Physiologically Based Pharmacokinetic Modeling of Phosphate Prodrugs─Case Studies: Fostemsavir and Fostamatinib

The aim of this work was to develop a physiologically based pharmacokinetic (PBPK) model for conversion of phosphate prodrugs to active drug via intestinal alkaline phosphatase (IAP) implementing a generalized modeling strategy. Fostemsavir and fostamatinib were chosen as model drugs since there is extensive clinical pharmacokinetic data following administration of oral formulations. LUA scripting was used to develop an "in vitro" to "in vivo" extrapolation of the conversion rate of prodrugs derived from Caco2 cell lines using an absolute IAP abundance approach. The Simcyp v23 platform was modified to generate a virtual population to reflect gastric emptying rates following administration of a moderate fat meal.

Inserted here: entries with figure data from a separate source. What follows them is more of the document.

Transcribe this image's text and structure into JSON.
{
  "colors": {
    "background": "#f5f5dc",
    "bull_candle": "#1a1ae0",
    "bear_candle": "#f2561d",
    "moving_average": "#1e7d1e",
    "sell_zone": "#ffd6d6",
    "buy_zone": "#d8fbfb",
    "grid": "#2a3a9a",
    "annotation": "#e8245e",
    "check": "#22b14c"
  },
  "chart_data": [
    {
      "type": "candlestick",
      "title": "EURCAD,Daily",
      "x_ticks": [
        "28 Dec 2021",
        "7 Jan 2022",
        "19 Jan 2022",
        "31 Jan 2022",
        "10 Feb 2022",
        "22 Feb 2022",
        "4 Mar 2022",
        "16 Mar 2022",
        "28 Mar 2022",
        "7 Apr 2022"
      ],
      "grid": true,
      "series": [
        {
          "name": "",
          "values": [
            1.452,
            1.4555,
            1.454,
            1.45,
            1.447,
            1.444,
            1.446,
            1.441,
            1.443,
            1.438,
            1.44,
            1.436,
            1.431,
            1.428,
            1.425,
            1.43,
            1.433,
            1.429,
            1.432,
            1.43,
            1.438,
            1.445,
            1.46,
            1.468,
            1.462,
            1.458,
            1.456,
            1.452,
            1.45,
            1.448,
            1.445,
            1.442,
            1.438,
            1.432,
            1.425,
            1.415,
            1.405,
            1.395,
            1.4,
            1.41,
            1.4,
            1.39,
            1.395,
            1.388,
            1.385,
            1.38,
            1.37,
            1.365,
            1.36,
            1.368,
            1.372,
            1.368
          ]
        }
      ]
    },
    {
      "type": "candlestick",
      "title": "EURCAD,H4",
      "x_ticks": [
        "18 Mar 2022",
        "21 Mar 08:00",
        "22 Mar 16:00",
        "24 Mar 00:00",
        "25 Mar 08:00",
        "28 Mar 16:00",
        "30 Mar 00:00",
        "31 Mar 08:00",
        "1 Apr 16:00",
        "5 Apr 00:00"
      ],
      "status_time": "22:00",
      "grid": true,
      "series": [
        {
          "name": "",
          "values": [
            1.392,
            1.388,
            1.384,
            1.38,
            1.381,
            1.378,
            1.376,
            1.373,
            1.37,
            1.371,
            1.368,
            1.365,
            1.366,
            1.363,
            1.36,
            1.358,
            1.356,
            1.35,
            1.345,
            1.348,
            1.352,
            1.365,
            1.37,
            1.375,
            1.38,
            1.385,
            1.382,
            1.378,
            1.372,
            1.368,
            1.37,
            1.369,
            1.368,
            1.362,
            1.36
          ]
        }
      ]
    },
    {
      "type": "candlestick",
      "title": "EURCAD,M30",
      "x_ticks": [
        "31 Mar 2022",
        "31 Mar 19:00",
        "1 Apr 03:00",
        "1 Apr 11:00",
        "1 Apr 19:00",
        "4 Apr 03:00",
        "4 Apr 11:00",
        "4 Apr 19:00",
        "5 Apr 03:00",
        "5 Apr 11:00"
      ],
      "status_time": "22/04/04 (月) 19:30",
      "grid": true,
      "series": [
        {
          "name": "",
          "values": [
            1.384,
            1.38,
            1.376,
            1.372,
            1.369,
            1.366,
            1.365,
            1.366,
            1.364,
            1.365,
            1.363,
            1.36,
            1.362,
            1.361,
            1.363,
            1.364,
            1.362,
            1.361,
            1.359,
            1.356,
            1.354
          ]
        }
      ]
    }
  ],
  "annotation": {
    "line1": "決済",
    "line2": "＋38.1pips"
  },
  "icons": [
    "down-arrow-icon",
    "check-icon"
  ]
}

The PBPK model predicted the results of three different extended-release (ER) tablets of fostemsavir under fasted and fed conditions as well as for powder in capsule and tablet immediate release (IR) formulations of fostamatinib. Retrospectively, the model was also able to assess the clinical relevance of the in vitro dissolution method to rate changes of different microcrystalline cellulose-based IR tablets of fostamatinib, observed in acidic media. All predictions were within 2-fold of the observed Cmax, AUC, and Tmax, with 81% being within 1.25-fold. The developed modeling strategy can be effectively adopted to increase the confidence of using PBPK modeling to prospectively assess the in vivo performance of phosphate prodrugs and support the development of optimal oral extended-release formulations for this class of drugs.